My guess would be that with three kids and a lot going on in your household already, it would be difficult to manage life so that it wasn’t hard on everyone. It can certainly be done but there are a lot of better matches for an Airedale that wouldn’t require so much supervision or separation—another Airedale, a lab or another sporting dog, a rottie, even a cattle dog or one of the more confrontational small terriers. Something that would enjoy all that jolly exuberance and what comes with it. I don’t know nearly as many Bedlingtons as I do Airedales, but I really can’t imagine many of them enjoying our Airedale any more than our own Bedlington does. He puts up with her. We make sure she doesn’t batter him out of sheer love for him. (And she does adore him. He’s a little frostier about her.)

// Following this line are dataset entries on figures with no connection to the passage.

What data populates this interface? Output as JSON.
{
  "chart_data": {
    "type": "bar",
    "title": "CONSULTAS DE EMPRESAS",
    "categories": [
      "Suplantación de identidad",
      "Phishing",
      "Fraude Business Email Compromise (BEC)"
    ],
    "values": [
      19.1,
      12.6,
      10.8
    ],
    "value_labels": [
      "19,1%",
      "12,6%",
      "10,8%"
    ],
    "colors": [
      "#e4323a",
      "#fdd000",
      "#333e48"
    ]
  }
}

I don’t mean to sound like a hypocrite since I love my own so much, but again we aren’t expecting them to interact all the time and we do separate things with them because this was our plan from the beginning and it suits our life. We’re starting to think about puppies ourselves, as our dogs are nine and seven years old, so we’re thinking a lot about how we’re going to handle daily life and keep everyone happy.

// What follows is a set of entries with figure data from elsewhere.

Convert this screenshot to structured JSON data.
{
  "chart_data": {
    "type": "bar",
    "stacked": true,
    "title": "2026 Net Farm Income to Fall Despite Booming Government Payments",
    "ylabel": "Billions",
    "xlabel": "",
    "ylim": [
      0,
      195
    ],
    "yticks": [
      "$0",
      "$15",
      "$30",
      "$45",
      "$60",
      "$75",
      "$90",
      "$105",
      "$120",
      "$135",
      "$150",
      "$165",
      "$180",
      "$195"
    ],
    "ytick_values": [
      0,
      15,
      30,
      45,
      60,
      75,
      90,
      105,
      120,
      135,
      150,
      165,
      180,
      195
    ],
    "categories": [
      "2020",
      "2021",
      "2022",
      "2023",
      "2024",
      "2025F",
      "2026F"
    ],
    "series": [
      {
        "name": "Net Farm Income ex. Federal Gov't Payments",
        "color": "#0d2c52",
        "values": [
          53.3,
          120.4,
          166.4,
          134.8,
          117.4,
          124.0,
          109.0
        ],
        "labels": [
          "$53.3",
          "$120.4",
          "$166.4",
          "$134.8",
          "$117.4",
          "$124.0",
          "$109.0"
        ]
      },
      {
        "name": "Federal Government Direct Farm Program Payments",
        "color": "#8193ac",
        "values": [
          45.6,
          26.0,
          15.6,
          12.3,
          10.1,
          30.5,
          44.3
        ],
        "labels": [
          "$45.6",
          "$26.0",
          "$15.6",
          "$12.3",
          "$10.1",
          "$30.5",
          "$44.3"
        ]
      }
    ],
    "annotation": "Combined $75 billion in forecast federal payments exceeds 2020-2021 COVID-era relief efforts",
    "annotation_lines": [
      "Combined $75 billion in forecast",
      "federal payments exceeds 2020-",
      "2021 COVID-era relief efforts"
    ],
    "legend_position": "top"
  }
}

Sorry to go on so long, but this is something we put a lot of thought into when we added dogs to our family and it’s something I still think about a lot. Diane had a lot of good information about Bedlingtons specifically, and she’s definitely a source to trust.

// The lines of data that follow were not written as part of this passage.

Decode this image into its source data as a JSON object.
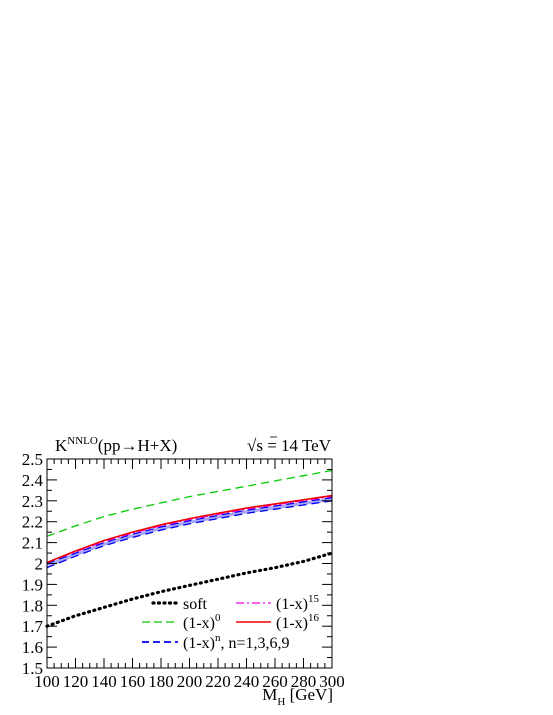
{
  "chart_data": {
    "type": "line",
    "title": {
      "main": "K",
      "main_sup": "NNLO",
      "main_rest": "(pp→H+X)",
      "energy_root": "√",
      "energy_var": "s",
      "energy_rest": " = 14 TeV"
    },
    "xlabel": {
      "main": "M",
      "sub": "H",
      "rest": " [GeV]"
    },
    "xlim": [
      100,
      300
    ],
    "ylim": [
      1.5,
      2.5
    ],
    "xticks": [
      100,
      120,
      140,
      160,
      180,
      200,
      220,
      240,
      260,
      280,
      300
    ],
    "yticks": [
      1.5,
      1.6,
      1.7,
      1.8,
      1.9,
      2,
      2.1,
      2.2,
      2.3,
      2.4,
      2.5
    ],
    "grid": false,
    "legend_position": "bottom-right",
    "x": [
      100,
      120,
      140,
      160,
      180,
      200,
      220,
      240,
      260,
      280,
      300
    ],
    "series": [
      {
        "key": "soft",
        "name": "soft",
        "color": "#000000",
        "style": "dotted",
        "values": [
          1.7,
          1.75,
          1.79,
          1.83,
          1.865,
          1.895,
          1.925,
          1.955,
          1.98,
          2.01,
          2.05
        ]
      },
      {
        "key": "x0",
        "name": "(1-x)",
        "sup": "0",
        "color": "#00cc00",
        "style": "dashed",
        "values": [
          2.13,
          2.18,
          2.225,
          2.26,
          2.29,
          2.32,
          2.345,
          2.37,
          2.395,
          2.42,
          2.445
        ]
      },
      {
        "key": "xn_low",
        "name": "(1-x)",
        "sup": "n",
        "suffix": ", n=1,3,6,9",
        "color": "#0000ee",
        "style": "dashed",
        "values": [
          1.98,
          2.035,
          2.085,
          2.125,
          2.16,
          2.19,
          2.215,
          2.24,
          2.26,
          2.28,
          2.3
        ]
      },
      {
        "key": "xn_high",
        "name": "",
        "color": "#0000ee",
        "style": "dashed",
        "values": [
          2.0,
          2.05,
          2.1,
          2.14,
          2.175,
          2.205,
          2.23,
          2.255,
          2.275,
          2.295,
          2.315
        ]
      },
      {
        "key": "x15",
        "name": "(1-x)",
        "sup": "15",
        "color": "#ee00ee",
        "style": "dashdot",
        "values": [
          2.005,
          2.055,
          2.105,
          2.145,
          2.18,
          2.21,
          2.235,
          2.26,
          2.28,
          2.3,
          2.32
        ]
      },
      {
        "key": "x16",
        "name": "(1-x)",
        "sup": "16",
        "color": "#ee0000",
        "style": "solid",
        "values": [
          2.005,
          2.06,
          2.11,
          2.15,
          2.185,
          2.215,
          2.24,
          2.265,
          2.285,
          2.305,
          2.325
        ]
      }
    ]
  }
}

And thank you Diane for even thinking of me. As I said in the beginning, I love both these breeds and I can’t imagine living without either one but I also hate to think of someone expecting them to get along like a house afire without being aware of the differences and difficulties. Oddly enough, although wire fox terriers are considered dog aggressive feisty little beasts who don’t get along well with any other dog, they’re a natural match for both Airedales and Bedlingtons in ways that Airedales and Bedlingtons don’t click. The happiest years of my life were spent with two wire fox terriers, an Airedale and a Bedlington, but I wouldn’t want to have just a young Airedale and a young Bedlington.